That swivel wing was first proposed during WW2 by Richard Voss. The proposed Blount & Voss P. 202 had a high-mounted wing.
Fast forward to 1979, when NASA awarded a contract to Ames/Scaled Composites/Burt Rutan to uild an AD-1 proof-of-concpet oblique, swing/swivel wing. They flew the AD-1 long enough to conclude that it suffered major problems with roll-yaw coupling. The follow-on modification of a full-sized Vought Crusader was cancelled.
I don't think that's a fair assessment.
The AD-1 was successful in the context of the limited objectives set out for it and its small budget. Given that it was a manual aeroplane, it's pretty amazing that it had acceptable handling qualities out to 45º sweep.

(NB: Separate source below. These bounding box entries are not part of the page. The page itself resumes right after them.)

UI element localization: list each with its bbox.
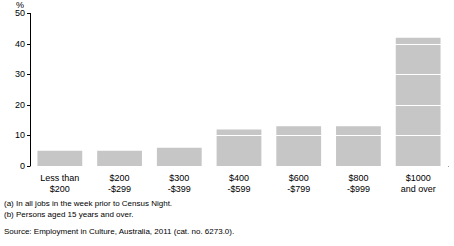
svg-text:20: 20 — [15, 100, 25, 110]
svg-text:$300: $300 — [169, 173, 189, 183]
svg-text:$200: $200 — [50, 184, 70, 194]
svg-text:50: 50 — [15, 8, 25, 18]
svg-text:-$599: -$599 — [227, 184, 250, 194]
svg-text:and over: and over — [401, 184, 436, 194]
svg-text:Less than: Less than — [40, 173, 79, 183]
svg-text:$600: $600 — [289, 173, 309, 183]
svg-text:-$299: -$299 — [108, 184, 131, 194]
svg-text:10: 10 — [15, 130, 25, 140]
svg-text:$800: $800 — [348, 173, 368, 183]
svg-text:$1000: $1000 — [406, 173, 431, 183]
svg-text:-$999: -$999 — [347, 184, 370, 194]
svg-text:$400: $400 — [229, 173, 249, 183]
svg-text:Source: Employment in Culture,: Source: Employment in Culture, Australia… — [4, 227, 234, 236]
svg-text:(a) In all jobs in the week pr: (a) In all jobs in the week prior to Cen… — [4, 199, 172, 208]
svg-text:40: 40 — [15, 39, 25, 49]
svg-text:-$399: -$399 — [168, 184, 191, 194]
svg-text:30: 30 — [15, 69, 25, 79]
svg-text:-$799: -$799 — [287, 184, 310, 194]
svg-text:$200: $200 — [110, 173, 130, 183]
svg-text:(b) Persons aged 15 years and: (b) Persons aged 15 years and over. — [4, 210, 133, 219]
svg-text:0: 0 — [20, 161, 25, 171]
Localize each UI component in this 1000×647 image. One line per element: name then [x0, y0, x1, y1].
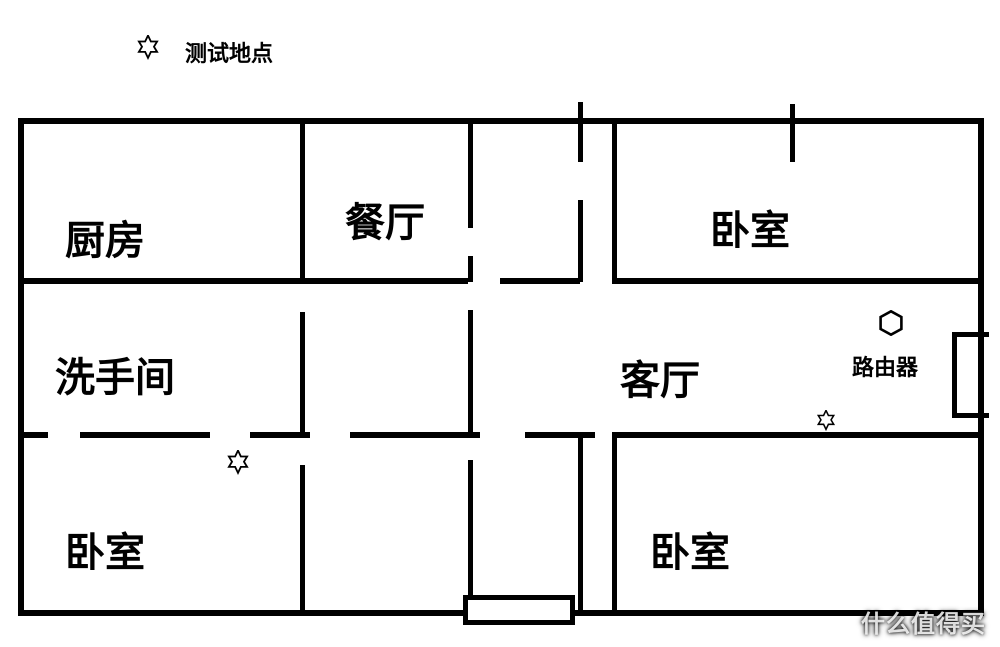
wall: [525, 432, 595, 438]
room-label-bedroom-bl: 卧室: [65, 520, 145, 578]
test-point-star-icon: [225, 450, 251, 481]
router-label: 路由器: [852, 350, 918, 382]
room-label-bathroom: 洗手间: [55, 345, 175, 403]
test-point-star-icon: [815, 410, 837, 437]
wall: [18, 118, 984, 124]
wall: [18, 432, 48, 438]
wall: [612, 278, 984, 284]
wall: [612, 118, 617, 282]
legend-star-icon: [135, 35, 161, 66]
wall: [350, 432, 480, 438]
wall: [612, 432, 984, 438]
wall: [468, 460, 473, 600]
wall: [578, 432, 583, 614]
wall: [18, 278, 468, 284]
room-label-bedroom-tr: 卧室: [710, 198, 790, 256]
router-icon: [878, 310, 904, 341]
wall: [578, 200, 583, 282]
wall: [18, 118, 24, 616]
router-wall-box: [952, 332, 989, 418]
wall: [468, 256, 473, 282]
wall: [578, 102, 583, 162]
wall: [500, 278, 580, 284]
wall: [612, 432, 617, 614]
room-label-kitchen: 厨房: [65, 208, 145, 266]
wall: [300, 118, 305, 282]
wall: [80, 432, 210, 438]
wall: [468, 118, 473, 228]
legend-label: 测试地点: [185, 36, 273, 68]
wall: [468, 310, 473, 436]
room-label-living: 客厅: [620, 348, 700, 406]
floorplan-canvas: 测试地点 厨房 餐厅 卧室 洗手间 客厅 卧室 卧室 路由器 什么值: [0, 0, 1000, 647]
wall: [300, 312, 305, 436]
wall: [300, 465, 305, 614]
door-opening: [463, 595, 575, 625]
room-label-dining: 餐厅: [345, 190, 425, 248]
wall: [790, 104, 795, 162]
room-label-bedroom-br: 卧室: [650, 520, 730, 578]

Objectionable coupling is the price that oblique wings pay for reduced wave drag, in the same way that relaxed static stability designs give up stability in exchange for reduced trim drag. In both cases, the answer is to use some sort of manoeuvre-demand control system to hide the objectionable handling qualities from the pilot.
It's also worth remembering that
symmetrical configurations are not exactly free from troublesome coupling dynamics, especially at higher Mach numbers.
I think that the oblique wing studies at NASA starved to death because of the limited funding available rather than because there was anything inherently wrong with them. The most attractive application is for SSTs, as proposed by Handley-Page, because in the context of a big aeroplane it is then possible to fit everything into the wing and then set the sweep angle for the best trade-off between wave drag and drag due to lift across the Mach number range.
The problem for NASA trying sell a programme is that nobody wanted an SST in the late 1970s or early 1980s, and so the next bright idea was to try to sell it as a military aircraft, on the basis that the Pentagon can usually find a few hundred million dollars down the back of the sofa to frustrate the ends of global communism. Unfortunately, the oblique wing isn't such a good fit in this application because most tactical military aeroplanes tend to have a lot of fuselage, and therefore have less to gain from the oblique wing.
Any oblique flying wing combat aircraft suffers from the fact that stores separation would be a nightmare. Getting pylons to swivel is hard, but getting stores out of bays at arbitrary sweep would be even harder, so there would have been a massive mountain to climb in the context of the drive for stealth which was going on behind the scenes at this time.
The idea of an oblique wing transonic ASW aircraft proposed at the end of my first link illustrates the basic application problem. There's a small benefit in the sense that if span ≈ length then setting a high sweep angle should allow a good spot factor without a dedicated wing fold mechanism, but it's far from clear why anybody would want a supersonic dash capability from an ASW aircraft in the first place given that even a turboprop is going to be 10 times faster than a submarine.
I think that the oblique wing is an interesting concept for an SST, but
- Extracting large benefits from it requires a flying wing aeroplane, and this effectively sets a minimum size constraint to provide a stand-up cabin.
- Benefits will reduce at Mach numbers >> 2 because the large sweep angle required to maintain a subsonic leading edge is such that the wing becomes pretty vestigial anyway and so it's more like a lifting body, so benefits are small.
- As such, the niche is likely to be medium ranges out to about 2,000 nautical miles (on the basis that flights which take longer than 2-3 hours probably don't make sense for SSTs as the airline needs to be able to get extra sectors out of the day in order to justify the investment), and the majority of this market would require supersonic flight over land.
- The minimum size constraint means that the boom problem cannot be attacked by simply shrinking the aeroplane and calling it a business jet. Also, the fundamentally quite large size of the aeroplane may struggle to match the market because a 200 seat aeroplane cruising at about Mach 1.6 is equivalent to 400 seats at Mach 0.8.
- If the consequence of this extra capacity is to drive down the frequency of service to maintain load factor, there is no real benefit for the passenger because what they gain in block time they lose in frequency. This means that the economic argument is reduced to the airline's reduced crew costs, which must trade against the extra maintenance burden and fuel burn inherent in the supersonic aeroplane. This is a big ask.
In the 1960s, when oil was cheap and people were keen on SSTs in general, the oblique wing was quite attractive, especially given that the lack of airport security theatre meant that moderate speed increases could plausibly add significant value for the passenger and justify some sort of supersonic premium.
After both oil prices and time spent queuing in airports started their rapid increase in the 1970s, it was basically doomed. It's theoretically possible that it might be resurrected in the future if it can be shown that the wave drag benefit translates into a reduced boom carpet, but I'm sceptical. I think we will probably get antipodal rockets before we get a real mass-market SST (i.e. an aircraft which does to the subsonic jet airliner what it did to the piston prop), but I would love to be proven wrong.